Le Tour de France en Normandie : fête populaire, occasion manquée

Il y a des jours où l’Histoire passe à nouveau par les chemins que l’on aime. Cet été, le Tour de France revient en Normandie, et avec lui ce parfum d’enfance, d’effervescence et de poussière dorée. Dans nos villes, nos villages, nos campagnes, c’est tout un territoire qui vibre au rythme des échappées et des applaudissements. On repeint les trottoirs, on accroche des vélos dans les arbres, on attend la caravane comme on attend les vacances. Le cyclisme, dans sa version la plus populaire, c’est cette communion rare entre l’effort solitaire et la ferveur collective.

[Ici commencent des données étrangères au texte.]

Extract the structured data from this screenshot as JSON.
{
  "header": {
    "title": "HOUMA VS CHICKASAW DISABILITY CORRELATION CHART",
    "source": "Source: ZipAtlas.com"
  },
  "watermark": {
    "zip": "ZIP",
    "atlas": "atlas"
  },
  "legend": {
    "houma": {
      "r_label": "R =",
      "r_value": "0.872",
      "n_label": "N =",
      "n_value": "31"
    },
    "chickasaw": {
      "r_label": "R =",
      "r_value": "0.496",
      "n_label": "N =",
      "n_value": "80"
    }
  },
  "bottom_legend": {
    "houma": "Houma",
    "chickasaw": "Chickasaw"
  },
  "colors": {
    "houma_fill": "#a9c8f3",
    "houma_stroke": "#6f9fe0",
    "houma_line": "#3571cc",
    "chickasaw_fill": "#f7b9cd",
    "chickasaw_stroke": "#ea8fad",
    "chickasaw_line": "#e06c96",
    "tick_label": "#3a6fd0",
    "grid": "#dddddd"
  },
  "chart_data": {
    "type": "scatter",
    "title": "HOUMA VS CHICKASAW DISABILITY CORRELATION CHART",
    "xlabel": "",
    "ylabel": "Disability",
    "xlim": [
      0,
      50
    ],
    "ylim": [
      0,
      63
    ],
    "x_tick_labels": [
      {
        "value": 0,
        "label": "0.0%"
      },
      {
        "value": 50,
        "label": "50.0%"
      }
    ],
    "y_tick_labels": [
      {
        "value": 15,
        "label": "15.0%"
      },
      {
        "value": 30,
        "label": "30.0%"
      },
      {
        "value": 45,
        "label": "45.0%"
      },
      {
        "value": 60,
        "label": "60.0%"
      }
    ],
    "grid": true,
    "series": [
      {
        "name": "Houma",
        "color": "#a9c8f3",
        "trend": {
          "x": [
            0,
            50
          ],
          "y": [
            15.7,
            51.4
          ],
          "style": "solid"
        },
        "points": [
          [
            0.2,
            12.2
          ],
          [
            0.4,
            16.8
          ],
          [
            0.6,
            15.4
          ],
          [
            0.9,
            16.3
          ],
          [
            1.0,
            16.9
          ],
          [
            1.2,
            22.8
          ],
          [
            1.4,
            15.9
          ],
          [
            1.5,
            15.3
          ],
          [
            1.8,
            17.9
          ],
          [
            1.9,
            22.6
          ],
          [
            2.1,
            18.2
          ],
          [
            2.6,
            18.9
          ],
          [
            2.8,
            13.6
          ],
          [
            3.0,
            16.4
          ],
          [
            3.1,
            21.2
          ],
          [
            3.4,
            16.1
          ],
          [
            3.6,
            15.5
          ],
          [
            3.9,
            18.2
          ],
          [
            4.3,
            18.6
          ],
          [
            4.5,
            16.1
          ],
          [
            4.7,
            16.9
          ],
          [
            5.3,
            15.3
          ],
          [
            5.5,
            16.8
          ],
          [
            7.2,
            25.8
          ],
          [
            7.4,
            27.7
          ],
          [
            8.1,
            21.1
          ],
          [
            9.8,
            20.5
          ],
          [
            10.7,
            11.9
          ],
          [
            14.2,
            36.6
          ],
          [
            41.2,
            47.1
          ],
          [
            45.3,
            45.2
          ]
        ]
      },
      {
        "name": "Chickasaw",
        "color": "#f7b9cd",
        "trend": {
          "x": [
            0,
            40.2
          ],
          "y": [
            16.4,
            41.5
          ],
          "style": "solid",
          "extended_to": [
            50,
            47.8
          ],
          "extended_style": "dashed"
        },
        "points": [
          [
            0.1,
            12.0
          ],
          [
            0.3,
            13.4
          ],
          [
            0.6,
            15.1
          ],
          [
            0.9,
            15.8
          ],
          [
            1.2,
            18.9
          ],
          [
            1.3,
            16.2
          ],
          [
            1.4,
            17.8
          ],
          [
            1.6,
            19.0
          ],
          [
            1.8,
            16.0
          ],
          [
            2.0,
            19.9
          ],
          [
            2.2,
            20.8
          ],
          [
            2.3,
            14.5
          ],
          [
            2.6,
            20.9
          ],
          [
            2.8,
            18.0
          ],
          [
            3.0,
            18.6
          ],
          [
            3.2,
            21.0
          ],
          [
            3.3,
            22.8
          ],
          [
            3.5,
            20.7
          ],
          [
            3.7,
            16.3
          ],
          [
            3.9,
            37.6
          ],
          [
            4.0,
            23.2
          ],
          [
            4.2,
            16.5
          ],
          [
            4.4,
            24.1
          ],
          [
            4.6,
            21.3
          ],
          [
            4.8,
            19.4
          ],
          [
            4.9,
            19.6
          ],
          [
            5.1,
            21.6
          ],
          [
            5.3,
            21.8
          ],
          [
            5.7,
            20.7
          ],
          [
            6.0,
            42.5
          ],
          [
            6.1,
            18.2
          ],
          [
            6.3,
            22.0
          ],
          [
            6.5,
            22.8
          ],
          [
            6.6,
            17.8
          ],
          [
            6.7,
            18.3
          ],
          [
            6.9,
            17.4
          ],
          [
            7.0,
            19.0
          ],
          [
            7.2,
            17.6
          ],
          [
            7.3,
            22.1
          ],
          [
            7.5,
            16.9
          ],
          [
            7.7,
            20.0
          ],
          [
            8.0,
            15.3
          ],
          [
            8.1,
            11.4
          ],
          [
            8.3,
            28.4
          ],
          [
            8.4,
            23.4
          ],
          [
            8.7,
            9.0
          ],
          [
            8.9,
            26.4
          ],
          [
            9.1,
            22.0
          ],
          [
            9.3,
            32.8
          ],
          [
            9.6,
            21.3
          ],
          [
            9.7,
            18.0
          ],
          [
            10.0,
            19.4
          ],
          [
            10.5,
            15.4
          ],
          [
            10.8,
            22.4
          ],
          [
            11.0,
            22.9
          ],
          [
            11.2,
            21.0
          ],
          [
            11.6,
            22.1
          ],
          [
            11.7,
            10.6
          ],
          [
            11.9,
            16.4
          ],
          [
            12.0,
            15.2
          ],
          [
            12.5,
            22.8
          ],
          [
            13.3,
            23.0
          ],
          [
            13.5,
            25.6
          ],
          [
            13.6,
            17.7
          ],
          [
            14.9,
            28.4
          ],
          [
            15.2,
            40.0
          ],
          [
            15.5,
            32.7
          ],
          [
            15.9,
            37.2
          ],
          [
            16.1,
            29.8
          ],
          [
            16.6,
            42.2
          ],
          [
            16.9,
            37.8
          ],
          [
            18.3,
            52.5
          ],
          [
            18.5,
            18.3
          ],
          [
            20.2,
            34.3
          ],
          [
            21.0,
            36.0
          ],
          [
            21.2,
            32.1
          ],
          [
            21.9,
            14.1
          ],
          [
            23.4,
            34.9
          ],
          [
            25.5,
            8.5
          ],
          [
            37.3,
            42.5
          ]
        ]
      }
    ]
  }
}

À Bois-Guillaume, à Gournay-en-Bray, à Thaon, à Flers, à Juvigny ou ailleurs, la venue du Tour est une fête. Une fête de l’imaginaire sportif, du lien social, de la ruralité qui se rappelle au monde. Pour les jeunes, c’est une révélation. Pour les plus âgé-es, un clin d’œil à un temps où Poulidor, Hinault ou Jalabert filaient comme des promesses. Et en Normandie, le souvenir de Jacques Anquetil – enfant seinomarin, premier quintuple vainqueur du Tour, mythe solaire et mystérieux – plane toujours sur les cols et les récits. Pour beaucoup, c’est lui, le vrai panthéon. Et voir le peloton revenir rouler sur ses terres, c’est une émotion vive. Pour les territoires, c’est aussi une occasion unique de se raconter au monde, de montrer ses paysages, son patrimoine, ses toits d’ardoise. Et c’est bien : le Tour n’est pas un luxe, c’est une joie.
Mais une fois la dernière caravane passée, une question demeure : et après ? Que reste-t-il aux cyclistes du quotidien ? Où sont les politiques à la hauteur de l’événement ? Où sont les moyens pour celles et ceux qui pédalent non pas pour la gloire, mais pour aller travailler, emmener leurs enfants, vivre autrement ?
Une grande boucle, mais un petit braquet pour le vélo du quotidien
Car derrière les projecteurs du Tour, la politique cyclable nationale reste sinueuse. Le Plan Vélo promis par l’État, relancé en 2023 avec ambition, a subi un sérieux coup de frein : plusieurs centaines de millions d’euros de crédits ont été annulés ou gelés dans les budgets 2024 et 2025. Et au lieu d’un soutien massif et pérenne, les appels à projets s’étiolent, les incertitudes budgétaires s’accumulent, et les collectivités locales sont laissées seules face à l’ampleur des besoins.
Surtout, une injustice flagrante persiste : le versement mobilité. En Île-de-France, ce prélèvement sur les entreprises a été déplafonné inéquitablement et permet à Île-de-France Mobilités de disposer de près de 5 milliards d’euros par an pour financer transports collectifs et infrastructures cyclables. Dans les autres territoires, ce montant chute dramatiquement avec un taux lui moins important, condamnant les agglomérations à bricoler avec des miettes pour aménager quelques kilomètres de pistes, entre deux rocades.
En Normandie, les projets avancent trop lentement. Le manque de soutien étatique et régional, d’harmonisation des normes, de garantie de financement pluriannuel freine les dynamiques. Et pendant ce temps-là, on célèbre le Tour à grands frais, sans donner les moyens de créer les conditions pour que le vélo soit enfin un mode de transport à part entière. Pourtant, des volontés existent. Dans la Métropole Rouen Normandie, les écologistes ont fait voté un plan vélo ambitieux, déployé des milliers de vélo en libre-service, engagé des centaines de kilomètres pistes cyclables structurantes, œuvré pour un développement plus équitable de l’usage du vélo sur l’ensemble du territoire. Mais sans accompagnement financier solide de l’État, les dynamiques locales piétinent.
Il ne suffit pas de brandir un maillot jaune une fois l’an. La vraie victoire serait celle d’un pays où chacun·e pourrait pédaler en sécurité, sans condition de genre, d’âge, de milieu ou de revenu.
Nous ne voulons pas choisir entre la beauté du spectacle et la rigueur de la politique publique. Nous voulons les deux : des exploits sur les cols et des pistes cyclables pour aller au collège. Des podiums en juillet et des trottoirs apaisés en novembre. Le vélo n’est pas qu’un emblème, c’est un droit. Le Tour passe. Mais la révolution cyclable, elle, est encore à faire.